Molecular Topology for the Discovery of New Broad-Spectrum Antibacterial Drugs.

机构信息

Departamento de Farmacia, Universidad Cardenal Herrera-CEU, CEU Universities C/Ramón y Cajal s/n, 46115 Alfara del Patriarca (Valencia), Spain.
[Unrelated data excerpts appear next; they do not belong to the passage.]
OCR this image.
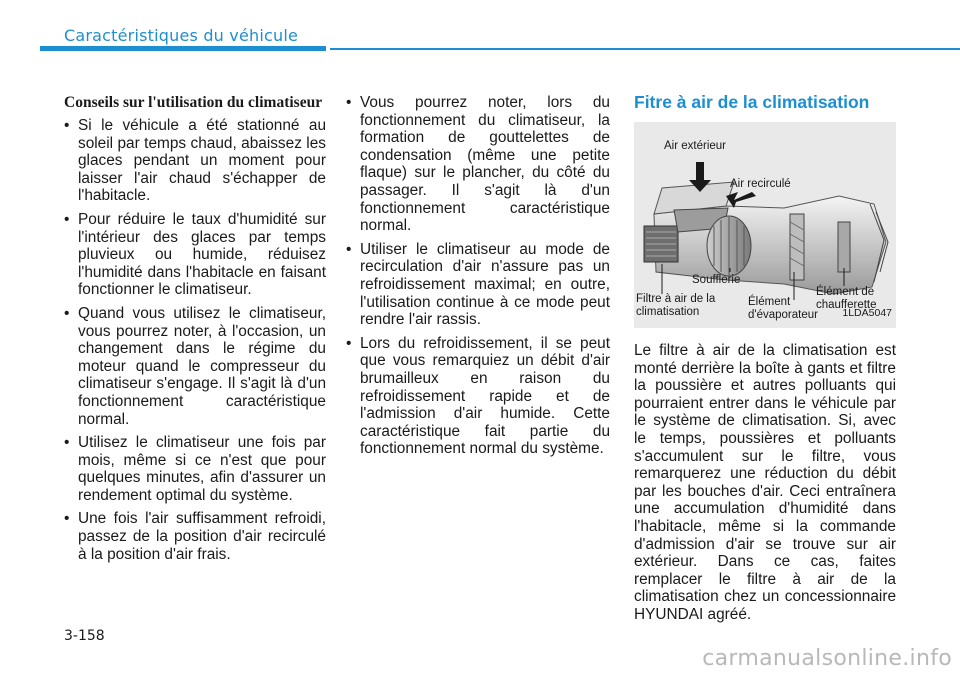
Caractéristiques du véhicule
Conseils sur l'utilisation du climatiseur
• Si le véhicule a été stationné au soleil par temps chaud, abaissez les glaces pendant un moment pour laisser l'air chaud s'échapper de l'habitacle.
• Pour réduire le taux d'humidité sur l'intérieur des glaces par temps pluvieux ou humide, réduisez l'humidité dans l'habitacle en faisant fonctionner le climatiseur.
• Quand vous utilisez le climatiseur, vous pourrez noter, à l'occasion, un changement dans le régime du moteur quand le compresseur du climatiseur s'engage. Il s'agit là d'un fonctionnement caractéristique normal.
• Utilisez le climatiseur une fois par mois, même si ce n'est que pour quelques minutes, afin d'assurer un rendement optimal du système.
• Une fois l'air suffisamment refroidi, passez de la position d'air recirculé à la position d'air frais.
• Vous pourrez noter, lors du fonctionnement du climatiseur, la formation de gouttelettes de condensation (même une petite flaque) sur le plancher, du côté du passager. Il s'agit là d'un fonctionnement caractéristique normal.
• Utiliser le climatiseur au mode de recirculation d'air n'assure pas un refroidissement maximal; en outre, l'utilisation continue à ce mode peut rendre l'air rassis.
• Lors du refroidissement, il se peut que vous remarquiez un débit d'air brumailleux en raison du refroidissement rapide et de l'admission d'air humide. Cette caractéristique fait partie du fonctionnement normal du système.
Fitre à air de la climatisation
Air extérieur
Air recirculé
Soufflerie
Filtre à air de la
climatisation
Élément
d'évaporateur
Élément de
chaufferette
1LDA5047
Le filtre à air de la climatisation est monté derrière la boîte à gants et filtre la poussière et autres polluants qui pourraient entrer dans le véhicule par le système de climatisation. Si, avec le temps, poussières et polluants s'accumulent sur le filtre, vous remarquerez une réduction du débit par les bouches d'air. Ceci entraînera une accumulation d'humidité dans l'habitacle, même si la commande d'admission d'air se trouve sur air extérieur. Dans ce cas, faites remplacer le filtre à air de la climatisation chez un concessionnaire HYUNDAI agréé.
3-158
carmanualsonline.info
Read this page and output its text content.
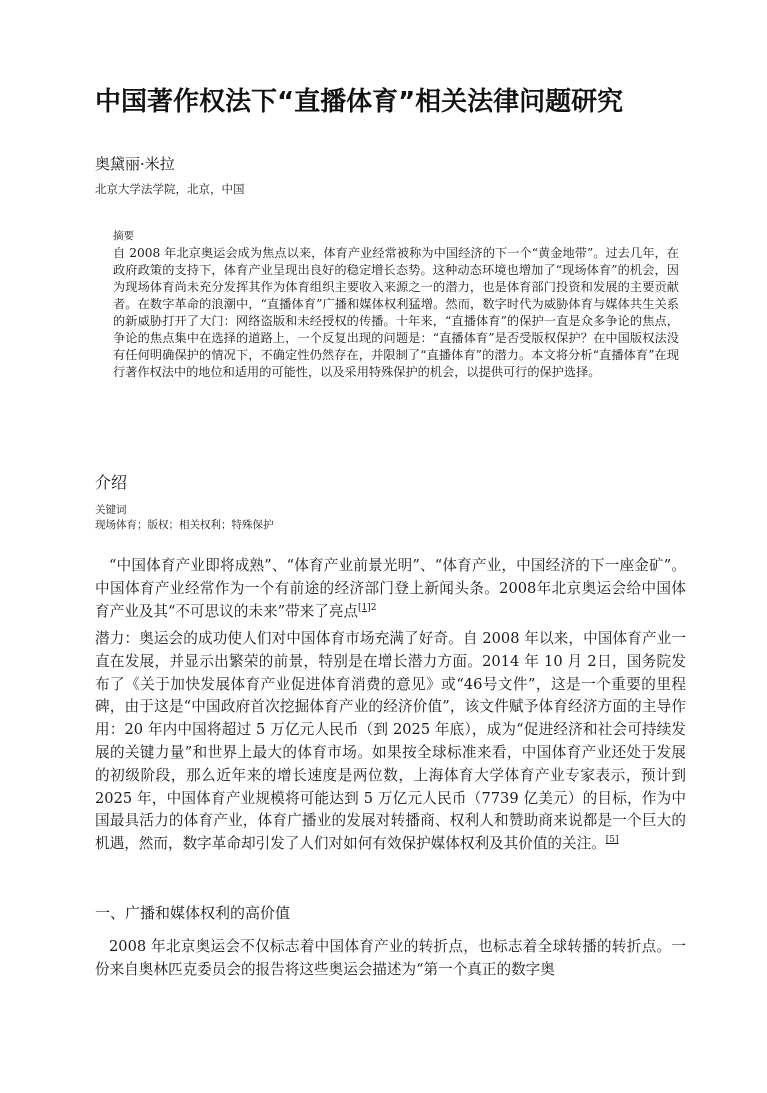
中国著作权法下“直播体育”相关法律问题研究

奥黛丽·米拉

北京大学法学院，北京，中国

摘要

自 2008 年北京奥运会成为焦点以来，体育产业经常被称为中国经济的下一个“黄金地带”。过去几年，在政府政策的支持下，体育产业呈现出良好的稳定增长态势。这种动态环境也增加了“现场体育”的机会，因为现场体育尚未充分发挥其作为体育组织主要收入来源之一的潜力，也是体育部门投资和发展的主要贡献者。在数字革命的浪潮中，“直播体育”广播和媒体权利猛增。然而，数字时代为威胁体育与媒体共生关系的新威胁打开了大门：网络盗版和未经授权的传播。十年来，“直播体育”的保护一直是众多争论的焦点，争论的焦点集中在选择的道路上，一个反复出现的问题是：“直播体育”是否受版权保护？在中国版权法没有任何明确保护的情况下，不确定性仍然存在，并限制了“直播体育”的潜力。本文将分析“直播体育”在现行著作权法中的地位和适用的可能性，以及采用特殊保护的机会，以提供可行的保护选择。

介绍

关键词

现场体育；版权；相关权利；特殊保护

“中国体育产业即将成熟”、“体育产业前景光明”、“体育产业，中国经济的下一座金矿”。中国体育产业经常作为一个有前途的经济部门登上新闻头条。2008年北京奥运会给中国体育产业及其“不可思议的未来”带来了亮点$^{[1]2}$

潜力：奥运会的成功使人们对中国体育市场充满了好奇。自 2008 年以来，中国体育产业一直在发展，并显示出繁荣的前景，特别是在增长潜力方面。2014 年 10 月 2日，国务院发布了《关于加快发展体育产业促进体育消费的意见》或“46号文件”，这是一个重要的里程碑，由于这是“中国政府首次挖掘体育产业的经济价值”，该文件赋予体育经济方面的主导作用：20 年内中国将超过 5 万亿元人民币（到 2025 年底），成为“促进经济和社会可持续发展的关键力量”和世界上最大的体育市场。如果按全球标准来看，中国体育产业还处于发展的初级阶段，那么近年来的增长速度是两位数，上海体育大学体育产业专家表示，预计到 2025 年，中国体育产业规模将可能达到 5 万亿元人民币（7739 亿美元）的目标，作为中国最具活力的体育产业，体育广播业的发展对转播商、权利人和赞助商来说都是一个巨大的机遇，然而，数字革命却引发了人们对如何有效保护媒体权利及其价值的关注。[5]

一、广播和媒体权利的高价值

2008 年北京奥运会不仅标志着中国体育产业的转折点，也标志着全球转播的转折点。一份来自奥林匹克委员会的报告将这些奥运会描述为“第一个真正的数字奥
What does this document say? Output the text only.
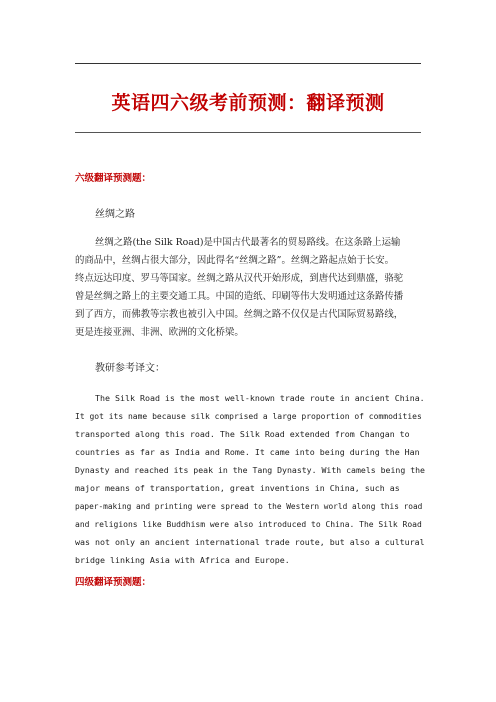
英语四六级考前预测：翻译预测
六级翻译预测题：
丝绸之路
丝绸之路(the Silk Road)是中国古代最著名的贸易路线。在这条路上运输
的商品中，丝绸占很大部分，因此得名“丝绸之路”。丝绸之路起点始于长安。
终点远达印度、罗马等国家。丝绸之路从汉代开始形成，到唐代达到鼎盛，骆驼
曾是丝绸之路上的主要交通工具。中国的造纸、印刷等伟大发明通过这条路传播
到了西方，而佛教等宗教也被引入中国。丝绸之路不仅仅是古代国际贸易路线，
更是连接亚洲、非洲、欧洲的文化桥梁。
教研参考译文：
The Silk Road is the most well-known trade route in ancient China.
It got its name because silk comprised a large proportion of commodities
transported along this road. The Silk Road extended from Changan to
countries as far as India and Rome. It came into being during the Han
Dynasty and reached its peak in the Tang Dynasty. With camels being the
major means of transportation, great inventions in China, such as
paper-making and printing were spread to the Western world along this road
and religions like Buddhism were also introduced to China. The Silk Road
was not only an ancient international trade route, but also a cultural
bridge linking Asia with Africa and Europe.
四级翻译预测题：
ESI International Chair@CEU-UCH, Departamento de Matemáticas, Física y Ciencias Tecnológicas, Universidad Cardenal Herrera-CEU, CEU Universities San Bartolomé 55, 46115 Alfara del Patriarca (Valencia), Spain.

出版信息

Biomolecules. 2020 Sep 19;10(9):1343. doi: 10.3390/biom10091343.

Abstract

In this study, molecular topology was used to develop several discriminant equations capable of classifying compounds according to their antibacterial activity. Topological indices were used as structural descriptors and their relation to antibacterial activity was determined by applying linear discriminant analysis (LDA) on a group of quinolones and quinolone-like compounds. Four equations were constructed, named DF1, DF2, DF3, and DF4, all with good statistical parameters such as Fisher-Snedecor's F (over 25 in all cases), Wilk's lambda (below 0.36 in all cases) and percentage of correct classification (over 80% in all cases), which allows a reliable extrapolation prediction of antibacterial activity in any organic compound. From the four discriminant functions, it can be extracted that the presence of sp carbons, ramifications, and secondary amine groups in a molecule enhance antibacterial activity, whereas the presence of 5-member rings, sp carbons, and sp oxygens hinder it. The results obtained clearly reveal the high efficiency of combining molecular topology with LDA for the prediction of antibacterial activity.

摘要

在这项研究中,分子拓扑学被用来开发几个判别方程,能够根据化合物的抗菌活性对其进行分类。拓扑指数被用作结构描述符,并通过对一组喹诺酮类和类喹诺酮化合物应用线性判别分析(LDA)来确定它们与抗菌活性的关系。构建了四个方程,分别命名为 DF1、DF2、DF3 和 DF4,它们都具有良好的统计参数,如 Fisher-Snedecor 的 F(所有情况下都超过 25)、Wilk 的 lambda(所有情况下都低于 0.36)和正确分类的百分比(所有情况下都超过 80%),这允许对任何有机化合物的抗菌活性进行可靠的外推预测。从这四个判别函数中,可以提取出分子中存在 sp 碳原子、支链和仲胺基团可以增强抗菌活性,而存在 5 元环、sp 碳原子和 sp 氧原子则会阻碍抗菌活性。所得结果清楚地表明,将分子拓扑学与 LDA 结合用于预测抗菌活性的效率很高。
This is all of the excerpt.